В подступившем гневе баба, видно, не нашлась, что говорить дальше бывшему чекисту, забуровила совсем несусветное:

— Наперед бы войны, хреновы начальнички, нас бы всех с голоду сморили заранее, как в тридцать третьем годе, а потом и войну бы затевали… Да сами, сами и в окопы, а не наших мужиков туда ссылать.

Баба взвыла в голос и тем ввергла в слезы других женщин, безнадежно толпящихся в задних рядах бесконечных очередей.

Лейтенант Лютов попытался было наладить хоть малый порядок и справедливость в очередях, но его тут же осадили трехэтажным матом, бесцеремонно оттеснили от гущи толпы, а сердобольная старушенция богомольным шепотком остерегла от бабьего зла:

— Иди, солдатик, по своему делу, иди, милай. У вас и без нас забот туча проливная. Помутился бел-свет — весь в огне и крови красной… Остепените грозу грозную — войну эту. А мы помолимся за вас. Слез и молитв на всех хватит…
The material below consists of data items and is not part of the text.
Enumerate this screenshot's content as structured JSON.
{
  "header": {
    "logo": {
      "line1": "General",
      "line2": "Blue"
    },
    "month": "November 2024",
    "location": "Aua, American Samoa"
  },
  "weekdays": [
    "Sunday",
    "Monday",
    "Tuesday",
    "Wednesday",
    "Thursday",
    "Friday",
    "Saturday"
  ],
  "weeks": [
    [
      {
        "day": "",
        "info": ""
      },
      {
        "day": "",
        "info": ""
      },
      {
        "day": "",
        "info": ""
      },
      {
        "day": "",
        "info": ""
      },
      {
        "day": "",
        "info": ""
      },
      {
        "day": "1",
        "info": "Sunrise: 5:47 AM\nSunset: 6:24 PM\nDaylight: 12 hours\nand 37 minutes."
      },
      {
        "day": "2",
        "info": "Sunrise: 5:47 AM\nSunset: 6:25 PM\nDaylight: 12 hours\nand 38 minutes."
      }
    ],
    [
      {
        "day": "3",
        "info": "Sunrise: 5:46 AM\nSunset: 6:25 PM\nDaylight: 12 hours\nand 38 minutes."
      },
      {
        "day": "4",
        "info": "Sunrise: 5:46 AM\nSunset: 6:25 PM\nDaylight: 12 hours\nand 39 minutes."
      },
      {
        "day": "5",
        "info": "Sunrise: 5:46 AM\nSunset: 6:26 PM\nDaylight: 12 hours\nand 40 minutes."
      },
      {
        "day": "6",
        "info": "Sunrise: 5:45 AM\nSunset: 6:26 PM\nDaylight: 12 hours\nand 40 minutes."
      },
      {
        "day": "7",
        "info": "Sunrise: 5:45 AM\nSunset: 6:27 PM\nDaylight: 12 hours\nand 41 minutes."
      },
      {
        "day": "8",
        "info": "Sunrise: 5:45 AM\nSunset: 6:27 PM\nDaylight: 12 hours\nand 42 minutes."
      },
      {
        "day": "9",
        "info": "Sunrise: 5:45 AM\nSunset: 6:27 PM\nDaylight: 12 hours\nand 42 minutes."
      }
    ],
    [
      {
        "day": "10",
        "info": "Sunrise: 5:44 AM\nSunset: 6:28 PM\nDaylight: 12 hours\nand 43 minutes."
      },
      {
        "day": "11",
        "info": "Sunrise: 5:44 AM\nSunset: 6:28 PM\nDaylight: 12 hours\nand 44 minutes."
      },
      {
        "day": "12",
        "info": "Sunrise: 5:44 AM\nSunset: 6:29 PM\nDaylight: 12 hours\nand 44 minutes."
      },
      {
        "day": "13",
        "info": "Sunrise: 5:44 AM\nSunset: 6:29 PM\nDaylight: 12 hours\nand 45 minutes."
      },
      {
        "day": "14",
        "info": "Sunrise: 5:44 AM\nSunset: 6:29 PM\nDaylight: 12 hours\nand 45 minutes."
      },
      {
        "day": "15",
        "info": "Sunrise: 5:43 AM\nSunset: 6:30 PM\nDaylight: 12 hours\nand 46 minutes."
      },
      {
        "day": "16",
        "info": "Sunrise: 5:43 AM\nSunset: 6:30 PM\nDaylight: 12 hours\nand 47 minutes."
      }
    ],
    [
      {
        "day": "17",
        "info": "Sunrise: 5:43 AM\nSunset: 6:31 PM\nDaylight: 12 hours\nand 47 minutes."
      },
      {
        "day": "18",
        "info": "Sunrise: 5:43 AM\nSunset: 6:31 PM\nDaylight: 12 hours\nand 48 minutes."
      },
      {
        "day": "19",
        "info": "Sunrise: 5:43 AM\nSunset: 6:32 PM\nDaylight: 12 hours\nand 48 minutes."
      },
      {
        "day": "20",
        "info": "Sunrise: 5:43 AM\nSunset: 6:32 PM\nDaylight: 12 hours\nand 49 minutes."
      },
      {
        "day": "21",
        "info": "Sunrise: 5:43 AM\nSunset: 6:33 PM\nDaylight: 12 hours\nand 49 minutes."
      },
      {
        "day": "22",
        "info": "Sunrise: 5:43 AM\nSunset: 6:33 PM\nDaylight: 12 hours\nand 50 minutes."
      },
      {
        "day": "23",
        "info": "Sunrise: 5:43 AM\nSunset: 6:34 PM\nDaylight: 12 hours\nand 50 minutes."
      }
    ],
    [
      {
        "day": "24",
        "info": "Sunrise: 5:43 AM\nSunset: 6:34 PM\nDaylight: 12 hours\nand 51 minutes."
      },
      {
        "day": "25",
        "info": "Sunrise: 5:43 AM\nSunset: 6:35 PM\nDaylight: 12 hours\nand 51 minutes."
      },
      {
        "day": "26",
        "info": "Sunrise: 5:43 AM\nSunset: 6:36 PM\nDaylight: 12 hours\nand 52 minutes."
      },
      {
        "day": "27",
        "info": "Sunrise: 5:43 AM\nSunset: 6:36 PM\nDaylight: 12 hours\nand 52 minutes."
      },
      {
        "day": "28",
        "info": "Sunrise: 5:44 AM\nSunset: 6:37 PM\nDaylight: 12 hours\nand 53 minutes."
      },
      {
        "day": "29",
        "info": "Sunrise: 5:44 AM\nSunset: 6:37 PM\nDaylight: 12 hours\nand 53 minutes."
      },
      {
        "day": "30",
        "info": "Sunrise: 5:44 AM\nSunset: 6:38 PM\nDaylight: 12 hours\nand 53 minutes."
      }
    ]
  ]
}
Лютов не то чтобы послушался старушку, но был ошарашен той обнаженностью, с какой говорили отчаявшиеся люди. Он, как думающий человек, знал, что война ожесточает и растлевает людей, но чтобы до такой отвратной подлинности, до «сущих костей и мозгов жизни», не мог и представить себе никогда раньше. Люди, которых он только что слышал, говорили так же безбоязно, как без испуга и паники провожали, задрав головы к небу, пролетевший вражеский самолет, несший в своей утробе смерть и погибель. А все потому, рассудил Лютов, что эти люди познали предел терпения и им уже было все равно, откуда настигнет их эта смерть — с божьего неба или найдутся душегубы и на самой земле. Как солдат, Лютов знал о всяких пределах: когда кончается хлеб у солдата, и тот лишается сил; когда не остается в винтовке ни единого патрона, потерявшийся боец поднимает руки под дулом вражеского автомата; и как истекают последние капли крови из смертельных ран — все видел он… Но когда и как у людей приходит конец человеческому терпению, Лютов постиг лишь теперь, наблюдая за поведением их в очередях. Каждому нынче позарез нужен кусок хлеба, хотя завтра всему этому люду грозит иго оккупации, и каждый из них пересечет в своей судьбе черту другой, неведомой доселе эпохи, в которой будет лишен гражданского достоинства, станет рабом чужеземца, а для кровных россиян — предателем и духовным изменником. Все обернется гигантской катастрофой, из пучины которой не выплыть и не спастись ни на каком ковчеге. «Терпение — второй бог», — твердят мудрецы, но и этот «бог» тоже теперь низвергнут с Олимпа души, как некогда воинствующими безбожниками был низвергнут даже Спас. Так и думалось: жизнь — не в житье, а в догробном терпении. И громкие красивые лозунги, и тихие молитвы твердили воедине: терпи!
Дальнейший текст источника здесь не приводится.